The state Board of Education yesterday moved quickly -- and quietly -- to buy the Christie administration some time in its review of the state’s rules and regulations for school districts.
But one controversial proposal is moving ahead: the administration’s plan to ease the certification requirements for school superintendents that would allow non-educators into the field.
Yesterday afternoon, the board held a quickly assembled meeting, with all members calling in by phone, to adopt a resolution that extends the expiration date of key regulations coming before the board this year, including those for special education and vocational education. The board adopted the measure 7-0.
The resolution effectively gives the administration more time for its newly appointed task force to go through all the mandates faced by schools, with the intent of eliminating or consolidating those it deems wasteful or redundant.
Gov. Chris Christie created the task force earlier this month by executive order, asking it return its first recommendation by August 15.
The resolution had been up for consideration last week when the state board held its regular monthly meeting, but had to be put off for public notice reasons. At the same time, the board considered several key proposals, including the state’s new anti-bullying law.
State board president Arcelio Aponte said those considerations could be put on hold as the task force does its review. He stressed it was not a moratorium on all new regulations, only a step that prevents any of these specific ones from lapsing while the task force completes its work.
"This just allows us not to have worry so much about the timing," Aponte said in an interview afterward. "As they look into the regulations, they may see some that are redundant for school districts, and if there are ways to cut any redundancy, that is a good thing."
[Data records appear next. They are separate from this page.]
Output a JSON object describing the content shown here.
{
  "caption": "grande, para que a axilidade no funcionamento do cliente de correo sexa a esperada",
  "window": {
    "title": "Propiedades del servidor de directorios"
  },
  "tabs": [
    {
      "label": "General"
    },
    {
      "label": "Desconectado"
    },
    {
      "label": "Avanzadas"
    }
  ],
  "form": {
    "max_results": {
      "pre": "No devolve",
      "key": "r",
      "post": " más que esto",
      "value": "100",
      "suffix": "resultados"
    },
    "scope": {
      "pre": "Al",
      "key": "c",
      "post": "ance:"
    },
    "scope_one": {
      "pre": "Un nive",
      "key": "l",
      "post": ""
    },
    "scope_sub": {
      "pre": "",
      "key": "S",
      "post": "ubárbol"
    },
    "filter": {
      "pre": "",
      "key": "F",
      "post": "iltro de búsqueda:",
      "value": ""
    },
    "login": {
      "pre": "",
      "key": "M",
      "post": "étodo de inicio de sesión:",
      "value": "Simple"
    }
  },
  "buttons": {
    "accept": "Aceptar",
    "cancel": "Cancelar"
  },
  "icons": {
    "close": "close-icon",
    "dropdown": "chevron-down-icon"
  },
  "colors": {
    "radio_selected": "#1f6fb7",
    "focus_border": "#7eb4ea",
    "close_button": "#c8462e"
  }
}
Still, one measure is proceeding in the face of considerable opposition. Christie has proposed that low-performing districts be allowed – with the state’s approval – to hire leaders who are not certified as school superintendents.
Notable among the districts now looking for superintendents is Newark, which the state now oversees. The district is the center of a high-profile reform effort centered on the $100 million gift from Facebook founder Mark Zuckerberg.
Acting Education Commissioner Chris Cerf and others are currently considering candidates for the job, with Christie saying one would be chosen by the end of this month.
Cerf has not said whether any of the finalists are non-educators, but the administrative code which would allow that flexibility is moving briskly, with the next public hearing set for May 4.
Although the proposal appears to have support on the state board, some members and others have questioned whether the state wants individuals without school leadership experience to lead some of its most troubled districts.
Yesterday, State Assembly Speaker Sheila Oliver weighed in with a press release pointing out the failed tenure of now-former New York City schools chancellor Cathie Black, the publishing executive hired by Mayor Michael Bloomberg who resigned last week after a tumultuous three months.
"New York City should be a lesson to us all that we run the risk of putting our children's education in serious peril without someone with bona fide credentials at the helm," Oliver’s statement read. "No matter how smart or successful a person may be in another industry, the education field can pose a serious learning curve."
"Given the significant challenges we face right now, our most underperforming school districts do not have the luxury of time to wait for someone to adjust to these learning curves," Oliver said.